Poor data security practices led to the data breaches according to the New York Attorney General and State Department of Financial Services (DFS).

The two firms, the Government Employees Insurance Company (GEICO) and The Travelers Indemnity Company (Travelers), “failed to protect consumers’ personal information,” according to New York Attorney General Letitia James.

“Data breaches can lead to serious fraud and that is why it is important for all companies to take cybersecurity and data protection seriously,” she added.

Some of stolen driver’s license information exposed in the GEICO breach was used to file fraudulent unemployment claims at the height of the COVID-19 pandemic.

An investigation by the DFS concluded that the companies failed to comply with DFS’s cybersecurity regulation that requires them to implement policies, procedures and controls designed to protect consumer data and the financial institutions themselves.
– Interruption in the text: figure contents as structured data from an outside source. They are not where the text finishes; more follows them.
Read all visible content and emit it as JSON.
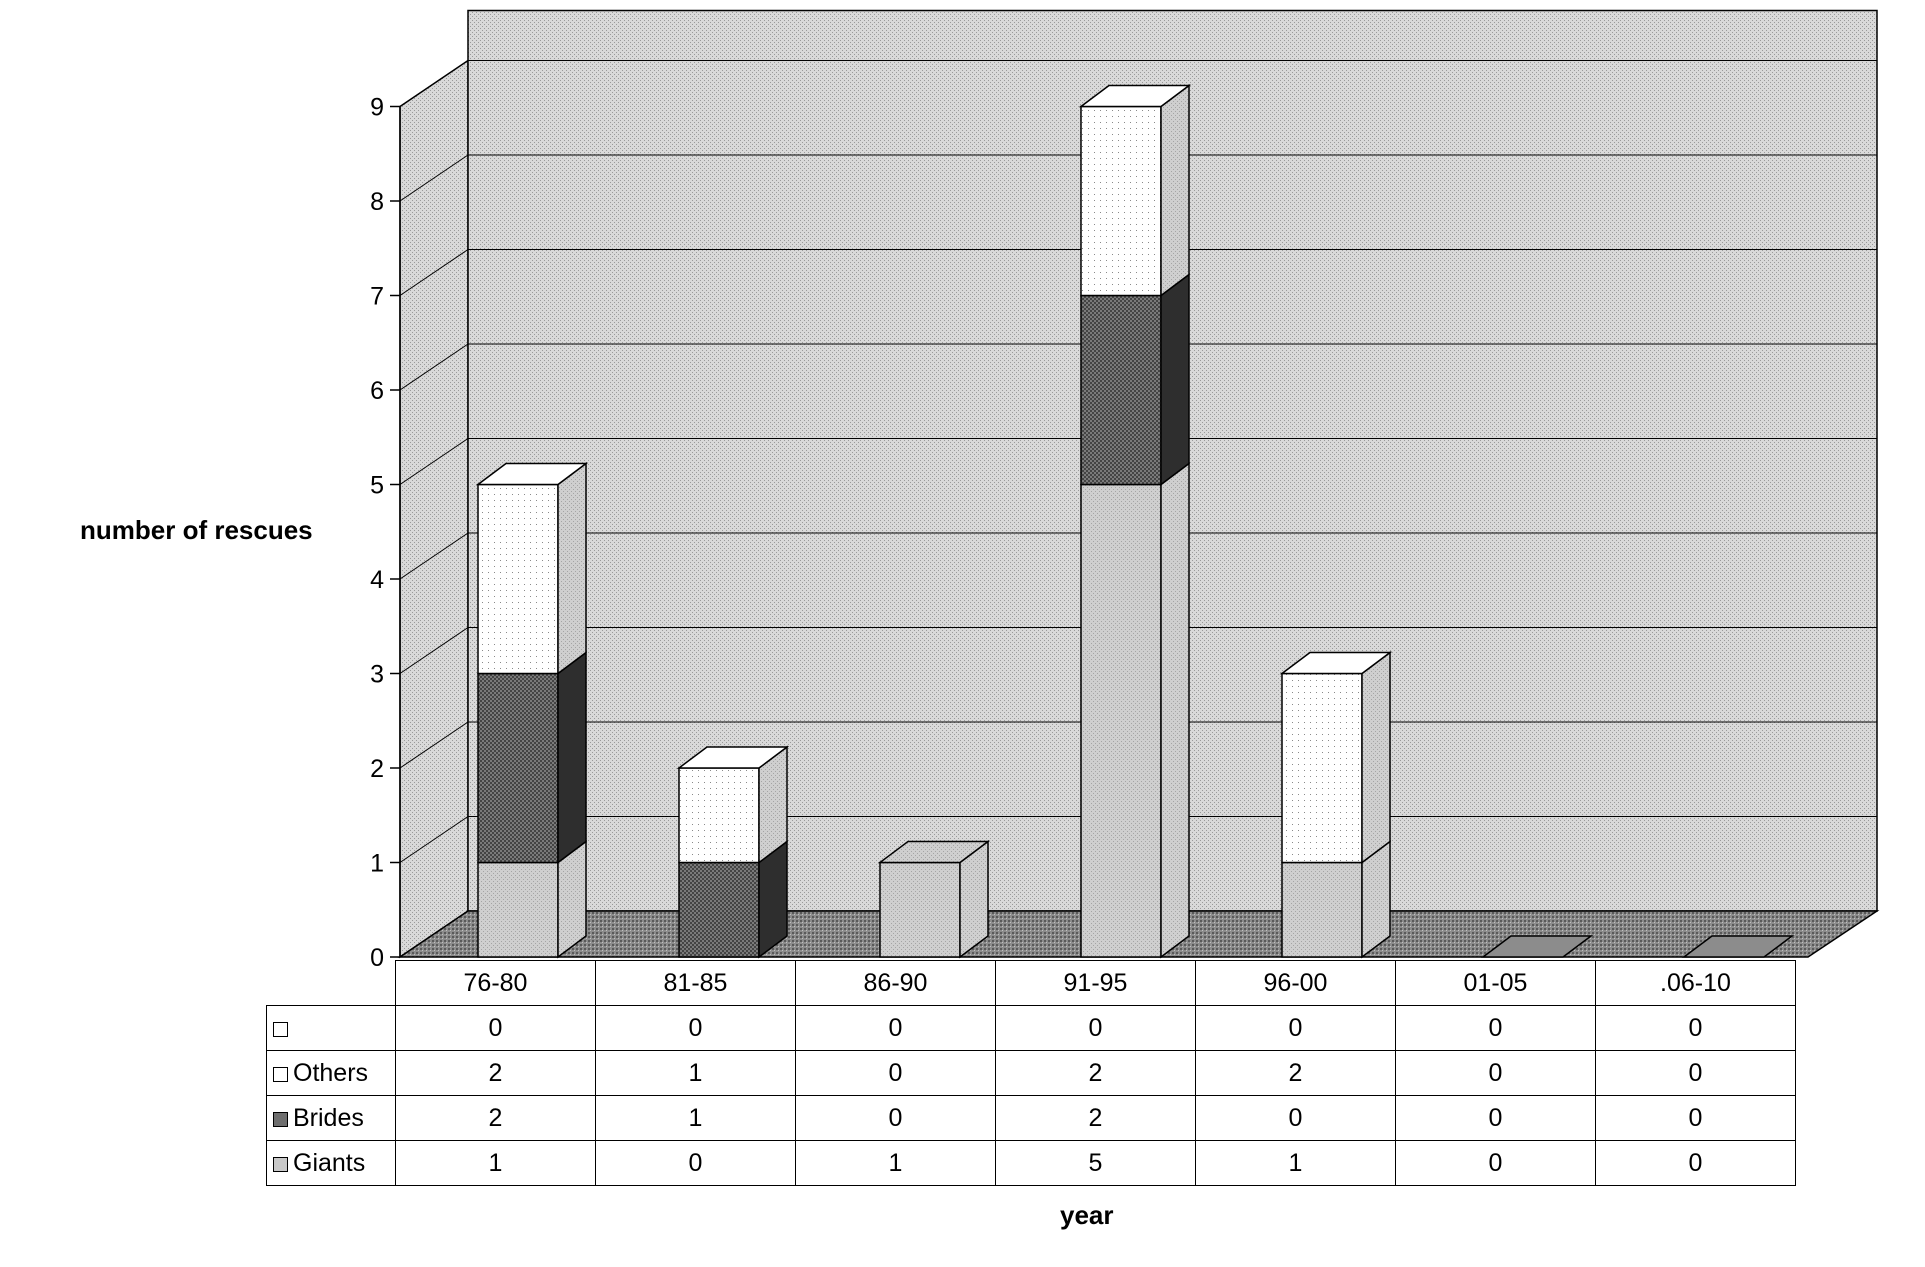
{
  "chart_data": {
    "type": "bar",
    "stacked": true,
    "three_d": true,
    "title": "",
    "xlabel": "year",
    "ylabel": "number of rescues",
    "ylim": [
      0,
      9
    ],
    "yticks": [
      "0",
      "1",
      "2",
      "3",
      "4",
      "5",
      "6",
      "7",
      "8",
      "9"
    ],
    "categories": [
      "76-80",
      "81-85",
      "86-90",
      "91-95",
      "96-00",
      "01-05",
      ".06-10"
    ],
    "series": [
      {
        "name": "Giants",
        "values": [
          1,
          0,
          1,
          5,
          1,
          0,
          0
        ],
        "fill": "#c8c8c8",
        "pattern": "light"
      },
      {
        "name": "Brides",
        "values": [
          2,
          1,
          0,
          2,
          0,
          0,
          0
        ],
        "fill": "#6e6e6e",
        "pattern": "dark"
      },
      {
        "name": "Others",
        "values": [
          2,
          1,
          0,
          2,
          2,
          0,
          0
        ],
        "fill": "#f4f4f4",
        "pattern": "dots"
      },
      {
        "name": "",
        "values": [
          0,
          0,
          0,
          0,
          0,
          0,
          0
        ],
        "fill": "#eeeeee",
        "pattern": "dots"
      }
    ],
    "table_row_order": [
      3,
      2,
      1,
      0
    ],
    "grid": true,
    "legend": "data-table"
  }
}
A separate investigation by the New York Attorney General concluded that the auto insurance companies did not implement sufficient data security controls to protect consumers’ private information.
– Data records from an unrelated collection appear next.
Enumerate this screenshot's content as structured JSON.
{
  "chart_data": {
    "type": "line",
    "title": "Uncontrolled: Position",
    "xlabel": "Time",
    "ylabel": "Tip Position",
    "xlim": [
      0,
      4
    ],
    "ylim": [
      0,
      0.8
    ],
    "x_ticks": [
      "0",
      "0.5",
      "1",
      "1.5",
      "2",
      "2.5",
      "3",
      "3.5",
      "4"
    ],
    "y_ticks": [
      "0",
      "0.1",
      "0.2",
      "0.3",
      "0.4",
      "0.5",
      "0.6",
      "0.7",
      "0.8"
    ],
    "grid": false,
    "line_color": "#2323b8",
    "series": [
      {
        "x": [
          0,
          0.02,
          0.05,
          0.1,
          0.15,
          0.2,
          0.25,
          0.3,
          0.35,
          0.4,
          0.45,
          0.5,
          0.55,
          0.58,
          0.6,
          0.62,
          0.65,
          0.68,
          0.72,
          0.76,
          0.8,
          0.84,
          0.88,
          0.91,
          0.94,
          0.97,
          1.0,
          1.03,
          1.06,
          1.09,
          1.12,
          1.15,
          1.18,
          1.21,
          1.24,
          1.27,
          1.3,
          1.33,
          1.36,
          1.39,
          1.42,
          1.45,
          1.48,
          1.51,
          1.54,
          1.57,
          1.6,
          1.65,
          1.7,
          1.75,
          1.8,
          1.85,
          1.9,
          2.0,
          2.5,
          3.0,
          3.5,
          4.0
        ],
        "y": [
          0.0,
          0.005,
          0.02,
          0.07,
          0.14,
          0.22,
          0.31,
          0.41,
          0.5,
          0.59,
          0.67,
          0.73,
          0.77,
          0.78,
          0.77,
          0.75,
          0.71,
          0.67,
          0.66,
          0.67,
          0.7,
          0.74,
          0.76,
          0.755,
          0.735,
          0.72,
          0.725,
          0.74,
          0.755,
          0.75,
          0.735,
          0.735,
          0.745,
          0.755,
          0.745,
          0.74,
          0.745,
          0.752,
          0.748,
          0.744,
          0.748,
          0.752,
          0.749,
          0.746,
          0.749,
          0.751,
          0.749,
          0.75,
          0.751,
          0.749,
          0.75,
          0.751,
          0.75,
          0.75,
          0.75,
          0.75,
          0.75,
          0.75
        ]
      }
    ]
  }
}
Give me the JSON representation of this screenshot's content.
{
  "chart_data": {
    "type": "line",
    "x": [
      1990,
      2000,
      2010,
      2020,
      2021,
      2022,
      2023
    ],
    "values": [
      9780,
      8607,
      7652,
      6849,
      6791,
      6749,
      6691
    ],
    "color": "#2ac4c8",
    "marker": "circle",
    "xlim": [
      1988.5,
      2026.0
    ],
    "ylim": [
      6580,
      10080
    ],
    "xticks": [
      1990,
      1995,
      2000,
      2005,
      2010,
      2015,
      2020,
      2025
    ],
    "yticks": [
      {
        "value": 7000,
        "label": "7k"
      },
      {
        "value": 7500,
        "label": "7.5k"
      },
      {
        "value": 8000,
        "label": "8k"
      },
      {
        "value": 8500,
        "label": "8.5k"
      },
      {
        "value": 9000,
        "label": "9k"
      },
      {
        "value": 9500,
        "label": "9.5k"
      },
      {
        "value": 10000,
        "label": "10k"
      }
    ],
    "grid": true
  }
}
As a result of the settlements, GEICO will pay a total of $9.75m in penalties and Travelers $1.55m to the State of New York.

In addition to the financial penalties, the firms have agreed to adopt a series of measures aimed at strengthening their cybersecurity practices, including:

  • Maintaining a comprehensive information security program designed to protect the security, confidentiality, and integrity of private information
  • Developing and maintaining a data inventory of private information and ensuring the information is protected by safeguards
  • Maintaining reasonable authentication procedures for access to private information
  • Maintaining a logging and monitoring system, as well as reasonable policies and procedures designed to properly configure such system to alert on suspicious activity 
  • Enhancing threat response procedures 

Read now: Marriott Agrees $52m Settlement for Massive Data Breach

Cybersecurity Failings Led to Breaches

The GEICO data breach began in November 2020, when the firm experienced a series of cyber-attacks on its auto insurance quoting tools.

The hackers were able to obtain New Yorkers’ driver’s license numbers from GEICO’s publicly facing website because the firm failed to protect this information on the website’s back end.

The DFS said that despite being notified by DFS of an industry-wide cyber-attack campaign to obtain driver’s license numbers, GEICO failed to conduct a comprehensive review of its systems to prevent and detect future cyber-attacks.

Threat actors subsequently exploited vulnerabilities in GEICO’s insurance agents’ quoting tool, a separate platform from the consumer-facing insurance quotes website.

The personal data of approximately 116,000 New York residents was exposed in the GEICO attacks, with the vast majority accessed from GEICO’s insurance agents’ quoting tool.

In April 2021, hackers gained access to Travelers’ agent portal through the use of compromised agent credentials, allowing them to generate reports that included consumers’ full driver’s license numbers in plain text.

The portal did not use multifactor authentication (MFA) or any other compensating controls, making it easier to exploit. This is despite Travelers receiving several industry alerts warning that hackers were obtaining driver’s license numbers through insurance quoting tools between January and April 2021.

Travelers did not detect the breach of its agent portal for more than seven months and was only alerted to the attack by a third-party prefill data provider.

The incident exposed the personal information of approximately 4000 New Yorkers.